To achieve that, Vitanovitz seems to be saying the right things:

Though the deepest fear he had during his addiction – losing his “dream job” of being a policeman – occurred on Monday, Vitanovitz said, he was thankful for the arrest that led to his recovery. “I didn’t know how bad addiction can be,” he said. “They saved my life that night everything happened. . . . I’m nothing but grateful.”

It’s good that Vitanovitz is finally getting help. It’s good that he’s seeing his arrest as something for which he should be grateful if it has indeed led to necessary changes in his life. The problem is that, if he doesn’t now have to suffer needlessly because that’s what the system requires, then he’s a well-publicized but misleading example of everything turning out great.

Even if people learn from Vitanovitz that they should listen to their lawyers, an unlikely lesson given that the more obvious one seems to be the dangerously wrong idea that total cooperation and immediate acceptance of responsibility makes everything turn out just fine, it’s still not something that will help others as much as it might end up helping Vitanovitz. I bet few others charged with the same thing experience anything like what he gets, in fact. However, the general public will read the story and get a warm and fuzzy feeling about the criminal justice system.

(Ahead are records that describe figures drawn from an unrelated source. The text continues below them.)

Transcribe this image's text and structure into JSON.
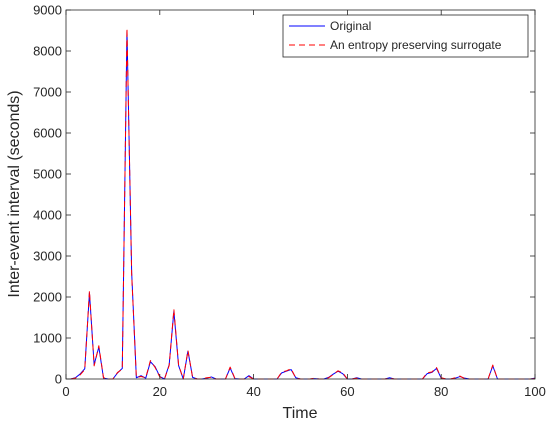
{
  "chart_data": {
    "type": "line",
    "title": "",
    "xlabel": "Time",
    "ylabel": "Inter-event interval (seconds)",
    "xlim": [
      0,
      100
    ],
    "ylim": [
      0,
      9000
    ],
    "xticks": [
      "0",
      "20",
      "40",
      "60",
      "80",
      "100"
    ],
    "yticks": [
      "0",
      "1000",
      "2000",
      "3000",
      "4000",
      "5000",
      "6000",
      "7000",
      "8000",
      "9000"
    ],
    "grid": false,
    "legend_position": "top-right",
    "series": [
      {
        "name": "Original",
        "color": "#0000ff",
        "style": "solid",
        "x": [
          1,
          2,
          3,
          4,
          5,
          6,
          7,
          8,
          9,
          10,
          11,
          12,
          13,
          14,
          15,
          16,
          17,
          18,
          19,
          20,
          21,
          22,
          23,
          24,
          25,
          26,
          27,
          28,
          29,
          30,
          31,
          32,
          33,
          34,
          35,
          36,
          37,
          38,
          39,
          40,
          41,
          42,
          43,
          44,
          45,
          46,
          47,
          48,
          49,
          50,
          51,
          52,
          53,
          54,
          55,
          56,
          57,
          58,
          59,
          60,
          61,
          62,
          63,
          64,
          65,
          66,
          67,
          68,
          69,
          70,
          71,
          72,
          73,
          74,
          75,
          76,
          77,
          78,
          79,
          80,
          81,
          82,
          83,
          84,
          85,
          86,
          87,
          88,
          89,
          90,
          91,
          92,
          93,
          94,
          95,
          96,
          97,
          98,
          99,
          100
        ],
        "values": [
          0,
          30,
          120,
          250,
          2100,
          350,
          780,
          20,
          0,
          0,
          150,
          260,
          8500,
          2600,
          30,
          80,
          20,
          420,
          300,
          60,
          0,
          350,
          1650,
          330,
          0,
          680,
          40,
          0,
          0,
          20,
          50,
          0,
          0,
          0,
          270,
          10,
          0,
          0,
          80,
          0,
          0,
          0,
          0,
          0,
          0,
          150,
          190,
          230,
          30,
          0,
          0,
          0,
          10,
          0,
          0,
          40,
          120,
          190,
          130,
          0,
          0,
          30,
          0,
          0,
          0,
          0,
          0,
          0,
          30,
          0,
          0,
          0,
          0,
          0,
          0,
          0,
          130,
          160,
          260,
          20,
          0,
          0,
          20,
          60,
          20,
          0,
          0,
          0,
          0,
          0,
          320,
          0,
          0,
          0,
          0,
          0,
          0,
          0,
          0,
          20
        ]
      },
      {
        "name": "An entropy preserving surrogate",
        "color": "#ff0000",
        "style": "dashed",
        "x": [
          1,
          2,
          3,
          4,
          5,
          6,
          7,
          8,
          9,
          10,
          11,
          12,
          13,
          14,
          15,
          16,
          17,
          18,
          19,
          20,
          21,
          22,
          23,
          24,
          25,
          26,
          27,
          28,
          29,
          30,
          31,
          32,
          33,
          34,
          35,
          36,
          37,
          38,
          39,
          40,
          41,
          42,
          43,
          44,
          45,
          46,
          47,
          48,
          49,
          50,
          51,
          52,
          53,
          54,
          55,
          56,
          57,
          58,
          59,
          60,
          61,
          62,
          63,
          64,
          65,
          66,
          67,
          68,
          69,
          70,
          71,
          72,
          73,
          74,
          75,
          76,
          77,
          78,
          79,
          80,
          81,
          82,
          83,
          84,
          85,
          86,
          87,
          88,
          89,
          90,
          91,
          92,
          93,
          94,
          95,
          96,
          97,
          98,
          99,
          100
        ],
        "values": [
          0,
          20,
          100,
          230,
          2150,
          320,
          810,
          30,
          0,
          0,
          160,
          240,
          8550,
          2550,
          40,
          60,
          30,
          450,
          280,
          50,
          0,
          330,
          1700,
          350,
          0,
          700,
          30,
          0,
          0,
          30,
          40,
          0,
          0,
          0,
          290,
          20,
          0,
          0,
          60,
          0,
          0,
          0,
          0,
          0,
          0,
          170,
          200,
          250,
          20,
          0,
          0,
          0,
          20,
          0,
          0,
          30,
          110,
          200,
          150,
          0,
          0,
          20,
          0,
          0,
          0,
          0,
          0,
          0,
          20,
          0,
          0,
          0,
          0,
          0,
          0,
          0,
          150,
          170,
          280,
          30,
          0,
          0,
          30,
          70,
          10,
          0,
          0,
          0,
          0,
          0,
          340,
          0,
          0,
          0,
          0,
          0,
          0,
          0,
          0,
          10
        ]
      }
    ]
  }
}
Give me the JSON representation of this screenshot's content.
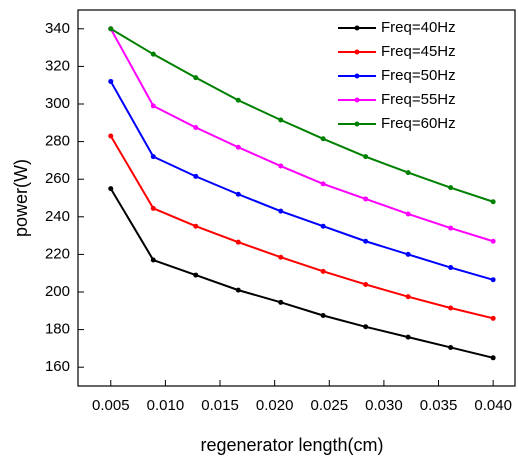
{
  "chart_data": {
    "type": "line",
    "x_label": "regenerator length(cm)",
    "y_label": "power(W)",
    "x": [
      0.005,
      0.00889,
      0.01278,
      0.01667,
      0.02056,
      0.02444,
      0.02833,
      0.03222,
      0.03611,
      0.04
    ],
    "series": [
      {
        "name": "Freq=40Hz",
        "color": "#000000",
        "values": [
          255,
          217,
          209,
          201,
          194.5,
          187.5,
          181.5,
          176,
          170.5,
          165
        ]
      },
      {
        "name": "Freq=45Hz",
        "color": "#ff0000",
        "values": [
          283,
          244.5,
          235,
          226.5,
          218.5,
          211,
          204,
          197.5,
          191.5,
          186
        ]
      },
      {
        "name": "Freq=50Hz",
        "color": "#0000ff",
        "values": [
          312,
          272,
          261.5,
          252,
          243,
          235,
          227,
          220,
          213,
          206.5
        ]
      },
      {
        "name": "Freq=55Hz",
        "color": "#ff00ff",
        "values": [
          340,
          299,
          287.5,
          277,
          267,
          257.5,
          249.5,
          241.5,
          234,
          227
        ]
      },
      {
        "name": "Freq=60Hz",
        "color": "#008000",
        "values": [
          340,
          326.5,
          314,
          302,
          291.5,
          281.5,
          272,
          263.5,
          255.5,
          248
        ]
      }
    ],
    "xlim": [
      0.002,
      0.042
    ],
    "xticks": [
      0.005,
      {
        "value": 0.01,
        "label": "0.010"
      },
      0.015,
      {
        "value": 0.02,
        "label": "0.020"
      },
      0.025,
      {
        "value": 0.03,
        "label": "0.030"
      },
      0.035,
      {
        "value": 0.04,
        "label": "0.040"
      }
    ],
    "ylim": [
      150,
      350
    ],
    "yticks": [
      160,
      180,
      200,
      220,
      240,
      260,
      280,
      300,
      320,
      340
    ],
    "legend": "upper right"
  }
}
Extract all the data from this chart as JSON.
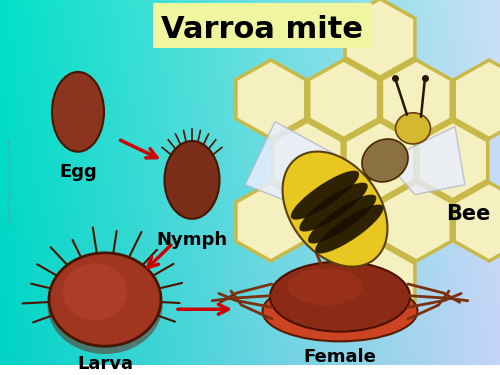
{
  "title": "Varroa mite",
  "title_bg": "#f0f5a0",
  "labels": {
    "egg": "Egg",
    "nymph": "Nymph",
    "larva": "Larva",
    "female": "Female",
    "bee": "Bee"
  },
  "label_fontsize": 13,
  "title_fontsize": 22,
  "egg_color": "#8B3520",
  "nymph_color": "#7B2E18",
  "larva_body_color": "#A03520",
  "larva_shadow_color": "#7B2010",
  "female_outer_color": "#CC4422",
  "female_body_color": "#8B2A15",
  "female_leg_color": "#7B3010",
  "arrow_color": "#CC0000",
  "honeycomb_edge": "#C8B848",
  "honeycomb_fill": "#F5F0C0",
  "bee_abdomen_yellow": "#E8C820",
  "bee_abdomen_black": "#1A1000",
  "bee_thorax_color": "#8B7040",
  "bee_head_color": "#D4B830",
  "bee_wing_color": "#E8EEFF",
  "bee_leg_color": "#3A1800",
  "bee_antenna_color": "#2A1400"
}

If Vitanovitz does get hammered, it will send a more accurate message. That message is that the system punishes; it doesn’t just give people what they need. The message is also that, whatever you’ve suffered prior to the conclusion of your case, it’s almost never going to be enough unless it’s exactly what authorities have decided is right for you.

Although Vitanovitz will hopefully maintain his mitigating outlook, if he’s treated like everyone else, he’ll soon be wondering why the prosecutor and the court still want more from him. He probably won’t be so grateful then.